Panasnya api gairah kecemburuan dapat mengeluarkan kotoran-kotoran dan sifat-sifat tercela laksana ububan api yang dapat membersihkan kotoran emas, perak, dan besi. Manusia yang pa¬ling mulia dan paling luhur derajatnya adalah yang paling me-miliki gairah kecemburuan atau semangat (positif) dalam dirinya.
Nabi Saw. adalah manusia yang paling pencemburu di antara makhluk kepada umatnya, sementara Allah lebih pencemburu lagi. Dalam hadits shahih, Nabi Saw. bersabda, "Apakah kalian heran dengan gairah kecemburuan Sa'd?! Aku lebih pencemburu daripada dia, dan Allah lebih pencemburu daripada aku. (HR. Al-Bukhari, Muslim, dan Ahmad )"
Diriwayatkah dalam sebuah hadits shahih bahwa saat khutbah shalat gerhana, Nabi Saw. bersabda, "Wahai umat Muhammad, tiada seorang pun yang lebih cemburu (marah) daripada Allah ketika ada hamba atau umat-Nya melakukan zina.( HR. Muslim)”
Dalam sebuah hadits shahih juga diriwayatkan bahwa Nabi Saw. bersabda : “Tidak ada seorang pun yang lebih cemburu daripada Allah.
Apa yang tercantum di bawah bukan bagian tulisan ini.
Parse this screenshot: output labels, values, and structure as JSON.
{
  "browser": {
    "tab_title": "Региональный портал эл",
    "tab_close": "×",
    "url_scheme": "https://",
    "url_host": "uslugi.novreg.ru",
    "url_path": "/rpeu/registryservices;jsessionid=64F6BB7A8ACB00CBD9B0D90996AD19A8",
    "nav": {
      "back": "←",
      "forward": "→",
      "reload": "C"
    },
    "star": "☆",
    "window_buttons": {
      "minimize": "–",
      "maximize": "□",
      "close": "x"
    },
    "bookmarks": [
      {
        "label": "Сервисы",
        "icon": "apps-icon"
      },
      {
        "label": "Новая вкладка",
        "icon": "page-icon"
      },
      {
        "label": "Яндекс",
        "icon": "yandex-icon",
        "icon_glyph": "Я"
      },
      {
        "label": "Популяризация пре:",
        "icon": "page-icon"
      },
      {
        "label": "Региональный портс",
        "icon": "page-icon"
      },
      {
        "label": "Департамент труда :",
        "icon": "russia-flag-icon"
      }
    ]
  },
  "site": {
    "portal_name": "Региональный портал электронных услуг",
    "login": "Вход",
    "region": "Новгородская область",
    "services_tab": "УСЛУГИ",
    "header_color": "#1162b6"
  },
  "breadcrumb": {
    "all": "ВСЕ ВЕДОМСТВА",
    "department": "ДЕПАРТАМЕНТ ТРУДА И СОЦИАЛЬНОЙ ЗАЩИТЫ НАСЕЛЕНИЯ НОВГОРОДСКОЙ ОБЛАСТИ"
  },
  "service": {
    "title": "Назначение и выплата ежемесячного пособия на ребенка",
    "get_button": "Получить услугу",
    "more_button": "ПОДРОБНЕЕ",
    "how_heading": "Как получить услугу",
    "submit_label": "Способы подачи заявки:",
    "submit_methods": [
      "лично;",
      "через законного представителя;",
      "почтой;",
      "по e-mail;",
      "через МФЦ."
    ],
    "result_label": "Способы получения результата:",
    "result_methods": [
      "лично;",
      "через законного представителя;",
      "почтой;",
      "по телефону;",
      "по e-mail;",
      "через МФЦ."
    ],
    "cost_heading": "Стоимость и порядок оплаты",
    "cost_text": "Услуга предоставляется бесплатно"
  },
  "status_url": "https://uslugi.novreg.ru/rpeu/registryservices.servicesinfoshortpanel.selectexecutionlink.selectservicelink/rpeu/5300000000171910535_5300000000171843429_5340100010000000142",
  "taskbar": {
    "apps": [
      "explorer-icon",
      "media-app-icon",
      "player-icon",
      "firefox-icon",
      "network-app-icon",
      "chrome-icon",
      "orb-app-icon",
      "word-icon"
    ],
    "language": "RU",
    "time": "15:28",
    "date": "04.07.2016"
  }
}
Maka dan itu, Dia mengharamkan perbuatan keji yang tampak dan yang tersembunyi. Tiada seorang pun yang lebih menyukai alasan daripada Allah. Oleh sebab itu, Dia mengirimkan para utusan untuk memberi kabar gembira dan peringatan. Tidak ada seorang pun yang lebih menyukai pujian daripada Allah. Oleh karena itu, Dia memuji diri-Nya sendiri."
Dalam hadits di atas, Rasulullah Saw. mengumpulkan antara kecemburuan atas dasar benci terhadap segala keburukan dengan rasa suka kepada alasan yang mengakibatkan adanya keadilan, kasih sayang, dan kebaikan yang sempurna.
Allah Swt., meski sangat pencemburu, Dia menyukai hamba yang beralasan terhadap-Nya dan menerima alasan dari siapa pun yang beralasan kepada-Nya. Dia tidak menghukum hamba-Nya sebab berbuat dosa yang menyebabkan-Nya cemburu sebelum Dia memberikan dasar alasan kepada mereka. Oleh karena itu, Dia mengirim para utusan-Nya dan menurunkan kitab-kitab-Nya guna memberikan peringatan. Ini merupakan puncak keagungan, kebaikan, serta kesempurnaan.
Banyak orang yang terbawa rasa cemburu (marah) hingga gegabah dalam memutuskan serta menjatuhkan hukuman tanpa mau tahu alasannya. Ia juga enggan menerima alasan dari orang yang bersangkutan, padahal bisa jadi dia memiliki dasar alasan dari perbuatannya, namun rasa cemburu yang meledak tidak membiarkannya untuk menerima alasan. Tidak sedikit juga orang yang selalu menerima alasan-alasan sebab sedikitnya kecemburuan pada dirinya hingga terlalu leluasa untuk beralasan, la memandang mudah sebuah alasan hingga sering berdalih dengan takdir. Keduanya merupakan sifat yang tercela.
Diterangkan dalam sebuah hadits shahih bahwa Nabi Saw. bersabda, "Di antara kecemburuan itu ada yang disukai dan ada yang dibenci oleh Allah. Kecemburuan yang dibenci oleh Allah adalah kecemburuan terhadap sesuatu tanpa ragu dengan tanpa mengemukakan alasan."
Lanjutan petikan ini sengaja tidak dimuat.